Tuesday, June 26, 2018

China mengembangkan dua sistem rudal balistik udara baru


Sementara Rusia telah secara resmi mengumumkan komisioning rudal hipersonik baru yang dikenal sebagai Kh-47M2 "Kinjhal", militer China juga mengembangkan konsep yang sama rudal hipersonik.

Berita itu pertama kali diungkap pada awal Maret oleh Letnan Jenderal Robert Ashley, direktur Badan Intelijen Pertahanan AS, dalam kesaksiannya di hadapan senat Komite Angkatan Bersenjata AS tentang ancaman terhadap keamanan nasional AS.

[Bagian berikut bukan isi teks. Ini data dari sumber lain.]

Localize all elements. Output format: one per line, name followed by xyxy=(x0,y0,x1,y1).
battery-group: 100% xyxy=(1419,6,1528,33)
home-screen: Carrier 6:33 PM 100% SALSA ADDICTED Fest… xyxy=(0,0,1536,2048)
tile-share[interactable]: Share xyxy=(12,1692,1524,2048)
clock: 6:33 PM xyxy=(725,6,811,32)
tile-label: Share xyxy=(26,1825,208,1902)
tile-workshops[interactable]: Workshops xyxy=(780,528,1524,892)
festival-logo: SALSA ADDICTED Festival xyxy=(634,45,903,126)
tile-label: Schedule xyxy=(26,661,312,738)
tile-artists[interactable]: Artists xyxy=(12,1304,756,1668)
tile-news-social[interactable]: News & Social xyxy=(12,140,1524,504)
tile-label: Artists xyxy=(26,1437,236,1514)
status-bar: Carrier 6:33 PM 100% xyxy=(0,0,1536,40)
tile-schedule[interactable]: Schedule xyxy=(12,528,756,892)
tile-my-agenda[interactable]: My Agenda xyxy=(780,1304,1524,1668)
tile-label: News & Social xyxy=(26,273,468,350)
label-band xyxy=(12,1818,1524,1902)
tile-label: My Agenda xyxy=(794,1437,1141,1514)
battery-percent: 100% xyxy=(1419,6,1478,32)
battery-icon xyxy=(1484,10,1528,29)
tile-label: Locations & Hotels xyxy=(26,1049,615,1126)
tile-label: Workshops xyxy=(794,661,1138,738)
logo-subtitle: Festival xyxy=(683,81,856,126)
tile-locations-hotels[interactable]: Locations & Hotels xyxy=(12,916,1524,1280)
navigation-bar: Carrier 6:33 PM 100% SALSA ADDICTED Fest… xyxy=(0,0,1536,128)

Ashley mengatakan dalam pidatonya bahwa Angkatan Roket China memperkuat kemampuan konvensional dan nuklirnya untuk secara akurat menyerang target ke Guam, yang merupakan pangkalan militer AS utama di Pasifik barat. 'dengan kedua type rudal balistik anti-kapal DF-21 (pada kenyataannya DF-21D) dan juga rudal jarak jauh DF-26.

Sama seperti "Kinjhal" milik Rusia yang pengembangannya didasarkan pada rudal balistik Rusia darat-ke-darat 9M723, diperkirakan bahwa insinyur rudal CASIC China telah mengadopsi pendekatan yang sama, untuk mengurangi pengembangan siklus, berdasarkan desain "CH-AS-X-13" pada rudal balistik jarak menengah DF-21, dan lebih khusus AShBM DF-21D jika rudal baru ini memang dimaksudkan untuk mencapai target menghancurkan kapal besar di laut.

Mengingat ukuran yang relatif besar dari DF-21 / DF-21D, yang berdiameter 1,4 meter dan panjang 10,7 meter, tidak mengherankan bahwa China perlu merancang platform yang lebih besar untuk mengangkut dan meluncurkan rudal baru.

Adapun perkiraan kisaran 3.000 km untuk "CH-AS-X-13" dibanding sekitar 1.500 km untuk DF-21D.

0 komentar:

Post a Comment

Terima Kasih atas Komentar anda.
Thanks for your Comments.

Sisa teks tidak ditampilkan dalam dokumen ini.